ObjectNode sierra = JsonNodeFactory.instance.objectNode();

sierra.put("displacement", 6.2);
sierra.put("engineType", "V8");
sierra.put("forcedInduction", false);
sierra.put("horsepower", 420);
sierra.put("year", 2018);
sierra.put("make", "GMC");
sierra.put("model", "Sierra");

execution.setVariable("sierra", sierra);


To retrieve the variable and introspect it, we would use the execution.getVariable('sierra') code and could then use the native methods available within Jackson to introspect the JSON object:



var sierra = execution.getVariable('sierra');
var make = JSON.parse(sierra.textValue()).make;


In both cases, the sierra variables can then be accessed in expressions, scripts or in Java classes as desired or as necessary given your business requirements.


Closing Thoughts


Both Spin/Camunda and Jackson/Flowable provide easy ways to read, write and access JSON objects in your process models, and neither is cumbersome for even an intermediate-level developer to use. But which is better?

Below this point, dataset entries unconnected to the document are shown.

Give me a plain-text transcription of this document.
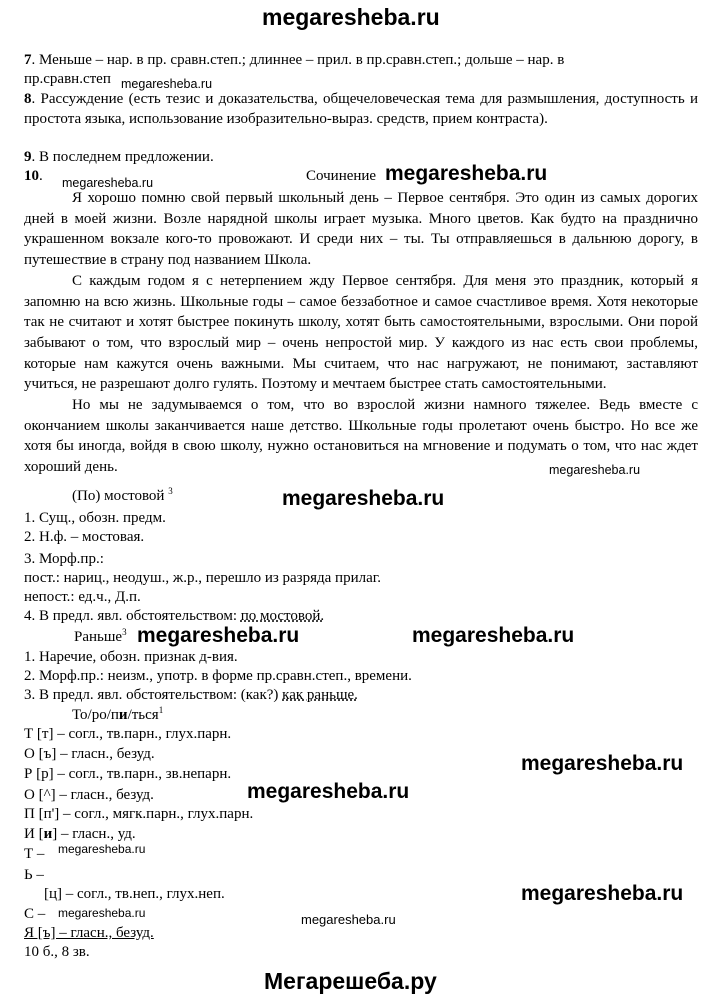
megaresheba.ru
7. Меньше – нар. в пр. сравн.степ.; длиннее – прил. в пр.сравн.степ.; дольше – нар. в
пр.сравн.степ megaresheba.ru
8. Рассуждение (есть тезис и доказательства, общечеловеческая тема для размышления, доступность и простота языка, использование изобразительно-выраз. средств, прием контраста).
9. В последнем предложении.
10.	Сочинение megaresheba.ru
megaresheba.ru

Я хорошо помню свой первый школьный день – Первое сентября. Это один из самых дорогих дней в моей жизни. Возле нарядной школы играет музыка. Много цветов. Как будто на празднично украшенном вокзале кого-то провожают. И среди них – ты. Ты отправляешься в дальнюю дорогу, в путешествие в страну под названием Школа.

С каждым годом я с нетерпением жду Первое сентября. Для меня это праздник, который я запомню на всю жизнь. Школьные годы – самое беззаботное и самое счастливое время. Хотя некоторые так не считают и хотят быстрее покинуть школу, хотят быть самостоятельными, взрослыми. Они порой забывают о том, что взрослый мир – очень непростой мир. У каждого из нас есть свои проблемы, которые нам кажутся очень важными. Мы считаем, что нас нагружают, не понимают, заставляют учиться, не разрешают долго гулять. Поэтому и мечтаем быстрее стать самостоятельными.

Но мы не задумываемся о том, что во взрослой жизни намного тяжелее. Ведь вместе с окончанием школы заканчивается наше детство. Школьные годы пролетают очень быстро. Но все же хотя бы иногда, войдя в свою школу, нужно остановиться на мгновение и подумать о том, что нас ждет хороший день.	megaresheba.ru
(По) мостовой $^3$	megaresheba.ru
1. Сущ., обозн. предм.
2. Н.ф. – мостовая.
3. Морф.пр.:
пост.: нариц., неодуш., ж.р., перешло из разряда прилаг.
непост.: ед.ч., Д.п.
4. В предл. явл. обстоятельством: по мостовой.
Раньше$^3$ megaresheba.ru	megaresheba.ru
1. Наречие, обозн. признак д-вия.
2. Морф.пр.: неизм., употр. в форме пр.сравн.степ., времени.
3. В предл. явл. обстоятельством: (как?) как раньше.
То/ро/пи/ться$^1$
Т [т] – согл., тв.парн., глух.парн.
О [ъ] – гласн., безуд.
Р [р] – согл., тв.парн., зв.непарн.	megaresheba.ru
О [^] – гласн., безуд.	megaresheba.ru
П [п'] – согл., мягк.парн., глух.парн.
И [и] – гласн., уд.
Т – megaresheba.ru
Ь –
[ц] – согл., тв.неп., глух.неп.	megaresheba.ru
С – megaresheba.ru	megaresheba.ru
Я [ъ] – гласн., безуд.
10 б., 8 зв.
Мегарешеба.ру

We prefer Flowable's approach, as it leverages the more intuitive, more flexible and more ubiquitous Jackson utility, enabling Java developers to use something with which they're already familiar. Moreover, as developers, we like that Flowable stores the JSON in the database in plain text rather than in binary form if possible, making it easier to read that value. In this case, advantage Flowable.


If you have any additional questions or need help with your use of JSON in either Camunda BPM or Flowable, please don't hesitate to reach out to us at info@summit58.co.


* - Camunda uses Jackson "behind the scenes" in Spin but has chosen to extend Jackson instead of using it directly. Flowable uses Jackson natively/directly.